12.06.2006 · Deutschland zeigt Flagge: verspielt, luftig, leicht bekömmlich. Das ohnehin bis zum Verschleiß strapazierte Motto dieser Fußball-WM muß nicht noch einmal zitiert werden, um festzustellen: Fußball verbindet Millionen über alle Grenzen hinweg. Das Wochenende war ein Sommertraum in Schwarz, Rot und Gold. FAZ.NET-Bildergalerie.
Von Roland ZornDeutschland zeigt Flagge: verspielt, luftig, leicht bekömmlich. Ein Sommertraum in Schwarz, Rot und Gold - auch das gehörte zu den bleibenden Bildern von den ersten Tagen der weltgrößten Fußballsause.
Die Welt spielt mit in der Inszenierung der Farben: bunt, fröhlich, in Partystimmung. Auch das prägte in den Stadien und Städten die Open-air-Stimmung der Weltmeisterschafts-Ouvertüre. Public Viewing heißt ein großes Tor zum gemeinsam gefeierten Blick auf die Arena. Tausende schritten hindurch und fanden zwischen Hamburg und Friedrichshafen multilingual und einstimmig ihr Vergnügen an der Weltsprache Fußball. Das ohnehin bis zum Verschleiß strapazierte Motto dieser 18. WM mußte nicht noch einmal zitiert werden, um festzustellen: Fußball verbindet Millionen über alle Grenzen hinweg.
Neue Perspektiven
Machen die Deutschen so weiter wie zu Beginn des Turniers, werden sie manches Vorurteil fürs erste widerlegen können. Das fängt schon bei der deutschen Mannschaft an, die sich einer offenen Spielweise befleißigt wie kein deutsches WM-Team zuvor.
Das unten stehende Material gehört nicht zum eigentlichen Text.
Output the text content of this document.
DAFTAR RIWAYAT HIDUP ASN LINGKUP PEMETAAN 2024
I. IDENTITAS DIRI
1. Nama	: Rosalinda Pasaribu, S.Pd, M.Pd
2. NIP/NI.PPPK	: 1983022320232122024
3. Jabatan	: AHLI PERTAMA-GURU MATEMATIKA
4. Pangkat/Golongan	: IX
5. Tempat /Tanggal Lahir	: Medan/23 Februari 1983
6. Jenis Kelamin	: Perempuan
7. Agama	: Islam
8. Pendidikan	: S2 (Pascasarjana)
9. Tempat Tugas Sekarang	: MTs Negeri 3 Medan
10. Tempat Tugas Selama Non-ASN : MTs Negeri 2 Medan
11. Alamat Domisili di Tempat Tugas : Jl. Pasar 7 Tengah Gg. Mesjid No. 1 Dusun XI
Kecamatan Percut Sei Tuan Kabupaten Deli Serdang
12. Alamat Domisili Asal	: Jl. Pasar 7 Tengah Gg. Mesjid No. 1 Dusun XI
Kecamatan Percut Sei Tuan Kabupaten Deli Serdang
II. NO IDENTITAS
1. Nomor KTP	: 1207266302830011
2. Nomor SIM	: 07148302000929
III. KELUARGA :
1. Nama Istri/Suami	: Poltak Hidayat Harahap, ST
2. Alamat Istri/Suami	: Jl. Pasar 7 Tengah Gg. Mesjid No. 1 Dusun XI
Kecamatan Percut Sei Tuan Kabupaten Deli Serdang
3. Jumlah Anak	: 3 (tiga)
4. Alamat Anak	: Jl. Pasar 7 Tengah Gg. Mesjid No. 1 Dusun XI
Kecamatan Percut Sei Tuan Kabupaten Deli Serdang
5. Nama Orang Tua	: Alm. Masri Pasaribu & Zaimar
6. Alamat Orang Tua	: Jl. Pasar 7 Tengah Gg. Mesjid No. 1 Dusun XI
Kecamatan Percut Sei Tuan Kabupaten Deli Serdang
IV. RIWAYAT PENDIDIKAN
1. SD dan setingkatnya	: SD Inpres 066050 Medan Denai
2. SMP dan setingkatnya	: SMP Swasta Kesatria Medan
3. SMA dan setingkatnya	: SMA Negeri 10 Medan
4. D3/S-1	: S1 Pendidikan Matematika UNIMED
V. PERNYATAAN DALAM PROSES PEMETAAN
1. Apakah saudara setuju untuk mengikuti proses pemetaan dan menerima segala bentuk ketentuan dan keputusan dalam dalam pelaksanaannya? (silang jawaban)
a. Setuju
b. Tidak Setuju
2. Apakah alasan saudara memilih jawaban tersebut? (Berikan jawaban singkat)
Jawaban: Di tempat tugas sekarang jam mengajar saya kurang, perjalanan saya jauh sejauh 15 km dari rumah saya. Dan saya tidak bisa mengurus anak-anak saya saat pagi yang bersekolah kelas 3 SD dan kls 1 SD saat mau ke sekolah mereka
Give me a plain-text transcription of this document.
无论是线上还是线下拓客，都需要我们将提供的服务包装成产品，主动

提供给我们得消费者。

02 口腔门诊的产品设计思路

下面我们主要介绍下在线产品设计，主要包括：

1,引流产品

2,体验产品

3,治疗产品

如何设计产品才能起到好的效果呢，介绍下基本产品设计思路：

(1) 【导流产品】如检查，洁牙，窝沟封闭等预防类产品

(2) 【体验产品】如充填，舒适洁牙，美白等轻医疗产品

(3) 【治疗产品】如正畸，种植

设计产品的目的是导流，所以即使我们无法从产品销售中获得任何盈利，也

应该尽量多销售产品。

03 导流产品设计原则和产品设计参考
Zwar ist nach dem 4:2-Sieg der Elf von Bundestrainer Jürgen Klinsmann zum Auftakt über Costa Rica noch nicht geklärt, ob man auch ohne Abwehr im klassischen Sinn bei der Weltmeisterschaft daheim weit kommen kann. Andererseits eröffnen muntere Begegnungen wie die vom Freitag, die gezeichnet sind vom wechselseitigen Geben und Nehmen, völlig neue Perspektiven.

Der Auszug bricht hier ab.